Intentional misconduct is an element of the elections contest statute cause of action for claims against the county board. A.R.S. § 16-672(A)(1). Well…misconduct is. That misconduct, according to this judge, must be shown by “clear and convincing evidence.” That is an enhanced evidentiary burden over the usual “preponderance of the evidence” standard. The latter meaning slightly more likely than not to be true; or greater than 50% chance. “Clear and convincing” is a mid point between greater than 50% chance of being true and beyond a reasonable doubt.
9th circuit defines it in their jury instructions as “When a party has the burden of proving any claim or defense by clear and convincing evidence, it means that the party must present evidence that leaves you with a firm belief or conviction that it is highly probable that the factual contentions of the claim or defense are true. This is a higher standard of proof than proof by a preponderance of the evidence, but it does not require proof beyond a reasonable doubt.”
For a number of reasons, I am not certain that “clear and convincing” is actually the required and appropriate evidentiary standard. I can go into that, but its a deep dive and most find it is tmi.
Intentional is a pretty arbitrary mens rea applied in a civil context. We aren’t talking about a criminal offense - yes what they did was criminal, but that isn’t part of the election contest statute. And we even impose culpability with potential lengthy incarceration time under both negligence and recklessness. So I am unsure why this is the standard - it is not prescribed by the legislature in the statute. They could have written “intentional misconduct” but they chose to omit that word. We are to assume that the absence of a term in a statute is the equivalent of its exclusion unless otherwise noted.
In tort law, “intentional” means that you intended the act. Not that you intended the outcome. Culpability in most personal injury torts does not hinge on whether you intended to harm someone; only that you intended the act that inflicted the harm. In an elections contest context, simply changing the printer configuration is an intentional act. Skipping the chain of custody forms for drop box votes until they arrive at a central facility is an intentional act. To be considered unintentional, it would require a showing of force, coercion, incapacitation, or sleep. Failing to act by itself, without more, would be unlikely to be considered intentional. Failing to act time after time after time after time would not rise to the level of intentional, but it would be quite easy to find recklessness. Which is often treated the same as intentional.

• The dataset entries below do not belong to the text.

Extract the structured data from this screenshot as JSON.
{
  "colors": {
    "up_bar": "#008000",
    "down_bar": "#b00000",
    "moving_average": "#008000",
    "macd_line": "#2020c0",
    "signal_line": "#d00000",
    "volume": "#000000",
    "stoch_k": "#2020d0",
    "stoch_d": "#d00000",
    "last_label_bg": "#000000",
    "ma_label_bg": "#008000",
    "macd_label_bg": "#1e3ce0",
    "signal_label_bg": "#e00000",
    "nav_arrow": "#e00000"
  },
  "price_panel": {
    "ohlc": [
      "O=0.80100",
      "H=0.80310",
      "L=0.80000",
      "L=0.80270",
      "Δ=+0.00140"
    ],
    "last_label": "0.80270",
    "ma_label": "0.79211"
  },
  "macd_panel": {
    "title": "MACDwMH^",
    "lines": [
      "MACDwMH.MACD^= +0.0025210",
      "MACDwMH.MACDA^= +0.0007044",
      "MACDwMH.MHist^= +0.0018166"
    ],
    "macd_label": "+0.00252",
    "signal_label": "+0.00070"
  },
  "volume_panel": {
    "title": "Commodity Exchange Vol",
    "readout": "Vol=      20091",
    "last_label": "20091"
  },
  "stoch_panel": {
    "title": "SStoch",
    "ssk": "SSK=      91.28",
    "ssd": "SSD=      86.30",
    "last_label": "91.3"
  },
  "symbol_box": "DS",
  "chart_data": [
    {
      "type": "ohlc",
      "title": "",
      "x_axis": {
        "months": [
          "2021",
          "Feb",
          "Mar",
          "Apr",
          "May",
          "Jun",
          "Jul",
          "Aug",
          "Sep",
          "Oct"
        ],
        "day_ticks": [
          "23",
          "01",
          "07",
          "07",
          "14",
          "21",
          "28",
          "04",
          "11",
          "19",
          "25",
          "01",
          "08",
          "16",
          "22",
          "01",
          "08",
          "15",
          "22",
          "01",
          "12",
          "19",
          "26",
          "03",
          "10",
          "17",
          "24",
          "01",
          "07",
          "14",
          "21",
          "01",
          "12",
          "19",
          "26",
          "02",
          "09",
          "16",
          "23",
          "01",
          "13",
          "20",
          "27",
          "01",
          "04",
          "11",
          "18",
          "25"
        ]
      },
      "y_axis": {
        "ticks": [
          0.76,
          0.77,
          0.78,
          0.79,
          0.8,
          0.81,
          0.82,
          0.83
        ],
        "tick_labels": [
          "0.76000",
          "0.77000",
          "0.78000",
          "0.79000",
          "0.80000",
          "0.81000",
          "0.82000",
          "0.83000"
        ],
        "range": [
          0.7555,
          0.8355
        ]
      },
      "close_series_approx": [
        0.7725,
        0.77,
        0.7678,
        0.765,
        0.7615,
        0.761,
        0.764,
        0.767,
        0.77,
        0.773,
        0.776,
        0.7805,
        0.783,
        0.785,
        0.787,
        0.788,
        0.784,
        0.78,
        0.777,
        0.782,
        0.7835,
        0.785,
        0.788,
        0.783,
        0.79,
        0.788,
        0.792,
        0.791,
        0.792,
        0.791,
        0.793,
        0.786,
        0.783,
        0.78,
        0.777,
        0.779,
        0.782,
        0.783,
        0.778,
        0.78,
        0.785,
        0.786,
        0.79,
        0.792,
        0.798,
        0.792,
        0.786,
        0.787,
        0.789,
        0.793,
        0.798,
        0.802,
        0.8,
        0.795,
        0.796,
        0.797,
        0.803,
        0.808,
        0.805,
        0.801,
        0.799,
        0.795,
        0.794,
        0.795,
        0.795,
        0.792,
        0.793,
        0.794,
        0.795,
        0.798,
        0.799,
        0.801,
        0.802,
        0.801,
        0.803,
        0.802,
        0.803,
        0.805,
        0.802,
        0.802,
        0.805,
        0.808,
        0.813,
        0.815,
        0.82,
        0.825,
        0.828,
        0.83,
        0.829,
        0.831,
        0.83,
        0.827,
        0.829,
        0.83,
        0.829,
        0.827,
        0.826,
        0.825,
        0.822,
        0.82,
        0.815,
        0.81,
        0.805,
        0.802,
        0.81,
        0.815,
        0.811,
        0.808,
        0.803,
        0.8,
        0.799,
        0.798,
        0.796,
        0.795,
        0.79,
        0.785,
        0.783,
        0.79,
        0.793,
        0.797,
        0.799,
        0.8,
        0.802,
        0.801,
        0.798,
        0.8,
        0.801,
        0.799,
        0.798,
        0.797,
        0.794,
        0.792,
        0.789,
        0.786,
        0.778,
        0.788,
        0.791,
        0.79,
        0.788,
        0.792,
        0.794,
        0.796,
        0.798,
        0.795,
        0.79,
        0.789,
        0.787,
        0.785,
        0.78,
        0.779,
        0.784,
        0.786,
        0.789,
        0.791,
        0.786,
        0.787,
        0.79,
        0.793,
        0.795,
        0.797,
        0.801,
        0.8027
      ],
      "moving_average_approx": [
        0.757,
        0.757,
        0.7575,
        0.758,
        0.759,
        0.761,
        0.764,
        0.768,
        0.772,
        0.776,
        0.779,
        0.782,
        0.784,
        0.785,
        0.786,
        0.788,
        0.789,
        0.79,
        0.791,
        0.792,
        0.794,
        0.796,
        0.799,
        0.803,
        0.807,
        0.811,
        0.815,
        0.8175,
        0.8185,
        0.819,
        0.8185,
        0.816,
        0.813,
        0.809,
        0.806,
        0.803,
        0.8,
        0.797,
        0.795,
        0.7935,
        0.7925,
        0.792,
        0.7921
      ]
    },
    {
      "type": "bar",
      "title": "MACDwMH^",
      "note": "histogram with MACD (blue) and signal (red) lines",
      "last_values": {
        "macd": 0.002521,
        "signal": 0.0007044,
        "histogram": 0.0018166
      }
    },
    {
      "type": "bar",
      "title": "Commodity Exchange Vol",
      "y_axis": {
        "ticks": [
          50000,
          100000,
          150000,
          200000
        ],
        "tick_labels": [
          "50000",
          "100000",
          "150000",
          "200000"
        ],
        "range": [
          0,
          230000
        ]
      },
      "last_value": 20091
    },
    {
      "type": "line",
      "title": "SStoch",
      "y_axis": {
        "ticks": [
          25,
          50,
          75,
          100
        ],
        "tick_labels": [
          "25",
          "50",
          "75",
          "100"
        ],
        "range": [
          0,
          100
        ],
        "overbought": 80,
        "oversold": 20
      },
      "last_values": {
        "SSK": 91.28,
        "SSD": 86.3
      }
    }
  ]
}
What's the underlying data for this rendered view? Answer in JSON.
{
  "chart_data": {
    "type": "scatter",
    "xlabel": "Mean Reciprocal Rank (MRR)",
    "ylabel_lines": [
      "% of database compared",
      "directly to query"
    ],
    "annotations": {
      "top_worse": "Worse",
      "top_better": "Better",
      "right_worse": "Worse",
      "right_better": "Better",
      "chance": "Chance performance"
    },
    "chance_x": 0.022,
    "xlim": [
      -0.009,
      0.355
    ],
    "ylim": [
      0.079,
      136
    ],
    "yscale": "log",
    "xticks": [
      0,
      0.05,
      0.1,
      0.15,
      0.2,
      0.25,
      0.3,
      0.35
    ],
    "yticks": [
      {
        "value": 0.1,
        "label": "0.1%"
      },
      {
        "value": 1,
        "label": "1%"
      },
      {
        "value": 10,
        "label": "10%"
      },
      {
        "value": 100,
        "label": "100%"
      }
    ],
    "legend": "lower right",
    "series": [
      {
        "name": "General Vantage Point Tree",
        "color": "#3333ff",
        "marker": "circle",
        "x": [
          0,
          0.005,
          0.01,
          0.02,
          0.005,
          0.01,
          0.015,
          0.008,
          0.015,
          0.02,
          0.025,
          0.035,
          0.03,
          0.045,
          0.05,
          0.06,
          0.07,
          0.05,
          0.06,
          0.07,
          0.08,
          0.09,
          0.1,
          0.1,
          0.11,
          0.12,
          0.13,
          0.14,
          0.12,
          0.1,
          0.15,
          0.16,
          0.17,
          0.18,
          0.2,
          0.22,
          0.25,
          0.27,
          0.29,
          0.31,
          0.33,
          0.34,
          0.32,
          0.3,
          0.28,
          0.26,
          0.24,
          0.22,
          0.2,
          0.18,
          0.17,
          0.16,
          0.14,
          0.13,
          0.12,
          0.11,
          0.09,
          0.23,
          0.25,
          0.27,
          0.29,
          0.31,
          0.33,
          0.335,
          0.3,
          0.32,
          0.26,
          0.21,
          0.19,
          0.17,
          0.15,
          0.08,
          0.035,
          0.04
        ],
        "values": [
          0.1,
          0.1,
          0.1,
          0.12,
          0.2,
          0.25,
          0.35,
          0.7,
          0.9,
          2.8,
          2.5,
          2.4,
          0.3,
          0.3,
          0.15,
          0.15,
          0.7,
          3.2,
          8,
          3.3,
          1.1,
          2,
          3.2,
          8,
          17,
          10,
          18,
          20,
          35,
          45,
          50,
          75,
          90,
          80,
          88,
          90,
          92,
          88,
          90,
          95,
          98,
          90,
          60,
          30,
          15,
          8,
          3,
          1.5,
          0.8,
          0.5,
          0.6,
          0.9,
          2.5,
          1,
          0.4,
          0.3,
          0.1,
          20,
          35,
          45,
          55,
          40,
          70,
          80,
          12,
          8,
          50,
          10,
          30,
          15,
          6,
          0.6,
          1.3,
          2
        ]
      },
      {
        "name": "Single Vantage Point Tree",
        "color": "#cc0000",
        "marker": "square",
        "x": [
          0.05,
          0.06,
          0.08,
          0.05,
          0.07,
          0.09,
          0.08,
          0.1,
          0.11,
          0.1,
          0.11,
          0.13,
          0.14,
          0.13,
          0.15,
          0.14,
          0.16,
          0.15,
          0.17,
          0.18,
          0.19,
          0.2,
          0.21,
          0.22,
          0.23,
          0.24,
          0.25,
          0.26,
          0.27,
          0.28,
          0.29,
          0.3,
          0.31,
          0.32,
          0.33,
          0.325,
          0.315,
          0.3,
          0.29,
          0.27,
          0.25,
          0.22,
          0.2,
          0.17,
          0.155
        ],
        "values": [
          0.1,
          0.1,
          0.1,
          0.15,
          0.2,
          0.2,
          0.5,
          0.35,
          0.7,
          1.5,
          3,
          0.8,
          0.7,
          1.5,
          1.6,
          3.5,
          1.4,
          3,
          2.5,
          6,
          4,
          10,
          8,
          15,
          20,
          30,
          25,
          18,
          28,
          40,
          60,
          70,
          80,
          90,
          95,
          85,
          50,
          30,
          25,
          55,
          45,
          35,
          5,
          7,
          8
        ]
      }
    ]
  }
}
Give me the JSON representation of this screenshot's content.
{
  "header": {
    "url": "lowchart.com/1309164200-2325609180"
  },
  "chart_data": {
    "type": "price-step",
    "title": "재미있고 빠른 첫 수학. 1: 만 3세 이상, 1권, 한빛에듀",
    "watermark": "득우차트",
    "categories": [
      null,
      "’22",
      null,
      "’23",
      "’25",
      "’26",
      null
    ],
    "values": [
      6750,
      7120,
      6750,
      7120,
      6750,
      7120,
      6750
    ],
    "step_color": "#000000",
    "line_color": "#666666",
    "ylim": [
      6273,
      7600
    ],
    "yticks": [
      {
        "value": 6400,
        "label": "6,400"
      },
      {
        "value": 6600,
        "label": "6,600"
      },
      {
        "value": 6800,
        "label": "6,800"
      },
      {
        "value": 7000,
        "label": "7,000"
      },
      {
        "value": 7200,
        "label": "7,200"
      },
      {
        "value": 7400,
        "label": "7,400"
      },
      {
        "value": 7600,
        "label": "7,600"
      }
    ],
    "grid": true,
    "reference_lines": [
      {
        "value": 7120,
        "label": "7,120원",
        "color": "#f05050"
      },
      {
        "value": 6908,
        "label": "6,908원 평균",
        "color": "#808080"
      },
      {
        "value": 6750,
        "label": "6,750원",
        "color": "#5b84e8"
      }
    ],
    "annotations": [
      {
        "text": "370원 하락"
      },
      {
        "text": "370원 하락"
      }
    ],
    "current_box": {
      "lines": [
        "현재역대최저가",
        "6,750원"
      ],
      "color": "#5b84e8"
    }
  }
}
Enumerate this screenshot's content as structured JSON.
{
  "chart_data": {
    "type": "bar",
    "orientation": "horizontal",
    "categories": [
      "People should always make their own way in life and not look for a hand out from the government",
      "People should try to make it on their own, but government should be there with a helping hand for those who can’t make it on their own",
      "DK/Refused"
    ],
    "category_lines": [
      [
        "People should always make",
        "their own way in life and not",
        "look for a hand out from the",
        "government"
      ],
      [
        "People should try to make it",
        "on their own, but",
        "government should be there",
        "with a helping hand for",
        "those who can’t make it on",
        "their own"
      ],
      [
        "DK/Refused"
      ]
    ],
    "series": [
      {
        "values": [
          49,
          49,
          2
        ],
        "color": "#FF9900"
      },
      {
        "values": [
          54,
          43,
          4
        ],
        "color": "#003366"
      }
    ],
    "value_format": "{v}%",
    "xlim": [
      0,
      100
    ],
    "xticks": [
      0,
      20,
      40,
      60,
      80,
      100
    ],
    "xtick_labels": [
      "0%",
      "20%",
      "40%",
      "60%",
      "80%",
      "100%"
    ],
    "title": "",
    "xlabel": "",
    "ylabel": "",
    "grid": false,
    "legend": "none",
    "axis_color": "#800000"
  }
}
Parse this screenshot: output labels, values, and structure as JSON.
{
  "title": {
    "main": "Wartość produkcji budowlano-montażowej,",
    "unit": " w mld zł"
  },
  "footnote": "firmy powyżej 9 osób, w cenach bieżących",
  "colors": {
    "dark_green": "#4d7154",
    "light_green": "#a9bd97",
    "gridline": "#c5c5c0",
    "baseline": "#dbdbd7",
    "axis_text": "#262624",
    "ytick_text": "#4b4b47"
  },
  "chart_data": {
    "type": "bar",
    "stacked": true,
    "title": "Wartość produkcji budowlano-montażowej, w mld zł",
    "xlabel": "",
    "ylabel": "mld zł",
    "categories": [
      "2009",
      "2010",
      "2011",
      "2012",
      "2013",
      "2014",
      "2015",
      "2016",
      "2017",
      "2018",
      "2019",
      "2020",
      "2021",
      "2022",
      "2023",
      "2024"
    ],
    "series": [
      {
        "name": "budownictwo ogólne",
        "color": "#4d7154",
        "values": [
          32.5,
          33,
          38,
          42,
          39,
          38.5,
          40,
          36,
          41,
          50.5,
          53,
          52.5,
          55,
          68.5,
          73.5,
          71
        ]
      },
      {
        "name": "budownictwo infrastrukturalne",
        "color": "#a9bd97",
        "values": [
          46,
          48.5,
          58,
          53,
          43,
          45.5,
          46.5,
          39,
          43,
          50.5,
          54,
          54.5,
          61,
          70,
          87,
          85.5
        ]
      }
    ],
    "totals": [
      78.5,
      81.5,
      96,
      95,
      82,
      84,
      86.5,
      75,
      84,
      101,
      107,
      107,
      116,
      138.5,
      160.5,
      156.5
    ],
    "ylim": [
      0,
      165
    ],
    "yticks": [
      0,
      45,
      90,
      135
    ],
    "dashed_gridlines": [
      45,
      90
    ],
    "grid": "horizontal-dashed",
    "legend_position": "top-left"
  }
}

Disenfranchisement would warrant some sort of remedy. But that was the weakest part of the argument. There is no reliable way to ascertain how many people this prevented from voting. We know it did. But it is pure speculation in any other form. Judge didn’t like it because its a big 17k margin to overcome with basically a guess as to whether it altered the outcome or not. It is probably wrong to consider this question in a vacuum without viewing it in light of the other misconduct claim. I can understand his reluctance on that basis. You gotta be able to identify a sufficient number of people who didn’t cast a vote specifically on this basis. That will be virtually impossible. You’d never know who was a hack plant to sabotage your evidence at trial and who was legitimately disenfranchised.
The inability to get the necessary evidence an ordinary civil case would provide along with time to perfect arguments is the crime of this statute. It never contemplated this kind of shenanigan. If this judge is correct in his application of the law and the standards, this law is incapable of providing relief from lawless elections.